Alabama woman's body removed from front yard grave

STEVENSON, Ala. (AP) — Weeping relatives watched as the body of an Alabama woman was exhumed from her front yard Friday, a bitter end for her husband who fought to keep her remains buried there.

With husband James Davis, his five children and some grandchildren standing by the log home, a crew unearthed the body of Patsy Davis from beside the front porch. Flowers still sat atop her tombstone.

Workers used a loud winch to lift a concrete vault containing the casket and body out of the ground. Daughter Rita Webb burst into tears as a cable slipped with a loud clang. It was all over in about an hour, a contrast to the four years of court hearings, orders and appeals.

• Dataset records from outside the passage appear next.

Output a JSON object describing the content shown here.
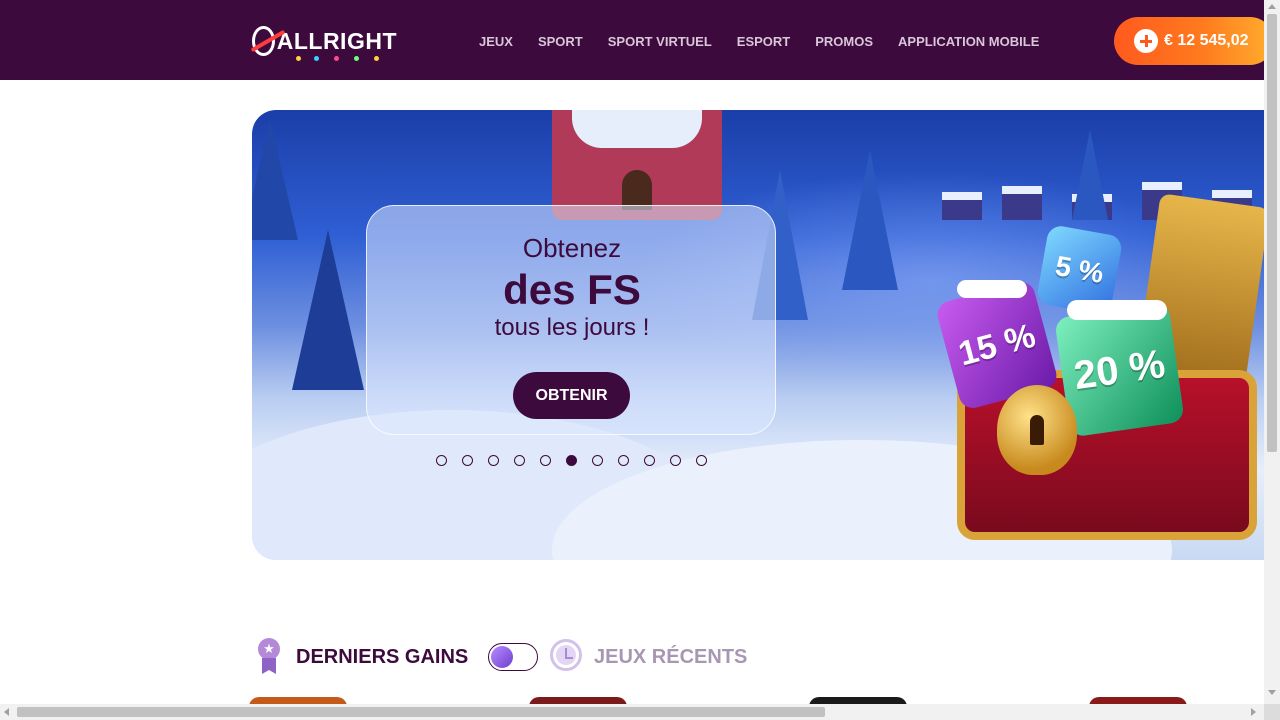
{
  "header": {
    "logo_text": "ALLRIGHT",
    "nav": [
      "JEUX",
      "SPORT",
      "SPORT VIRTUEL",
      "ESPORT",
      "PROMOS",
      "APPLICATION MOBILE"
    ],
    "balance": "€ 12 545,02",
    "colors": {
      "header_bg": "#3d0a3d",
      "balance_gradient_start": "#ff5a1e",
      "balance_gradient_end": "#ffae2e"
    }
  },
  "banner": {
    "line1": "Obtenez",
    "line2": "des FS",
    "line3": "tous les jours !",
    "cta": "OBTENIR",
    "gems": [
      "15 %",
      "5 %",
      "20 %"
    ],
    "slides_total": 11,
    "active_slide": 6
  },
  "section": {
    "title_left": "DERNIERS GAINS",
    "title_right": "JEUX RÉCENTS",
    "toggle_state": "off"
  },
  "icons": [
    "plus-icon",
    "award-ribbon-icon",
    "clock-history-icon"
  ]
}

"She would not believe that they did what they did to her, because she never deserved this," said Davis, 74. James and Patsy Davis were married for 48 years, but she died in 2009 after years of health problems. Davis said it was his wife's dying wish to remain at their house, located on one of the busiest streets in tiny Stevenson, an old railroad town in Alabama's northeastern corner with about 2,600 residents.

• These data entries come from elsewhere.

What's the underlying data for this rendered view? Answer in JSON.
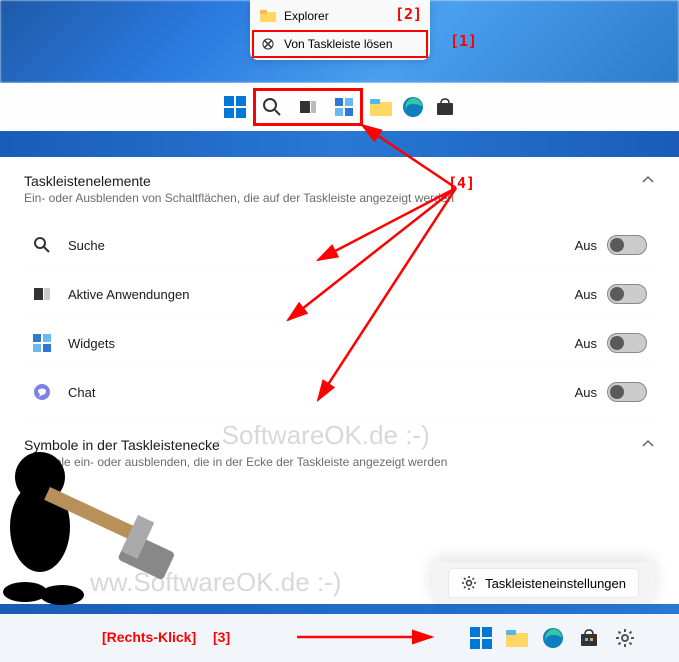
{
  "context_menu_top": {
    "items": [
      {
        "label": "Explorer",
        "icon": "folder-icon"
      },
      {
        "label": "Von Taskleiste lösen",
        "icon": "unpin-icon"
      }
    ]
  },
  "annotations": {
    "a1": "[1]",
    "a2": "[2]",
    "a3": "[3]",
    "a3_label": "[Rechts-Klick]",
    "a4": "[4]"
  },
  "settings": {
    "section1": {
      "title": "Taskleistenelemente",
      "subtitle": "Ein- oder Ausblenden von Schaltflächen, die auf der Taskleiste angezeigt werden",
      "items": [
        {
          "icon": "search-icon",
          "label": "Suche",
          "state": "Aus"
        },
        {
          "icon": "taskview-icon",
          "label": "Aktive Anwendungen",
          "state": "Aus"
        },
        {
          "icon": "widgets-icon",
          "label": "Widgets",
          "state": "Aus"
        },
        {
          "icon": "chat-icon",
          "label": "Chat",
          "state": "Aus"
        }
      ]
    },
    "section2": {
      "title": "Symbole in der Taskleistenecke",
      "subtitle": "Symbole ein- oder ausblenden, die in der Ecke der Taskleiste angezeigt werden"
    }
  },
  "context_menu_bottom": {
    "button": "Taskleisteneinstellungen"
  },
  "watermark": {
    "text1": "...SoftwareOK.de :-)",
    "text2": "ww.SoftwareOK.de :-)"
  }
}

The city refused permission for Davis to bury his wife in the yard, but he did it anyway. The city sued to remove the grave and a county judge agreed. The Alabama Supreme Court effectively ended the case last month by refusing to overturn the decision.

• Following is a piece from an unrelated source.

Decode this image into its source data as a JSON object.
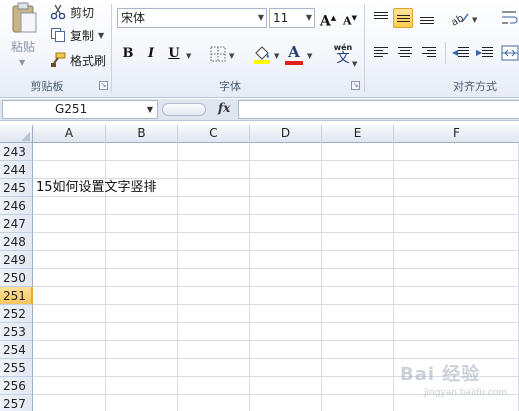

Davis — who previously vowed his wife's remains would never be removed while he was alive — said he didn't think he would live to see them unearthed. The remains are being cremated and placed in an urn, which Davis said he will keep at home.

"I'm adjusting to what's going on," said Davis. "I've come to the realization that in the end Mama winds up ashes anyway 'cause we all go back to dust." Neighbor Phyllis Matthews watched as the vault containing the casket was raised from the ground.

"I'm sorry for the family, what they're going through," Matthews said. "I lost my mother back in April. I'd hate to think it was my mother they were digging up. But she's buried in a cemetery." City attorney Parker Edmiston did not attend the exhumation, but he said during a hearing earlier in the week that Davis buried the woman at home despite the city's opposition.

"He said it was easier to ask for forgiveness than permission, and that's what he did," Edmiston said. The sheriff and a deputy were on hand to make sure there weren't any problems, and there weren't.

While Davis called the exhumation "a travesty," Jackson County Circuit Judge Jenifer Holt ruled that state law gives cities the right to regulate and prohibit private burials. Davis disagreed. "This never should have happened," he said. "I broke no laws."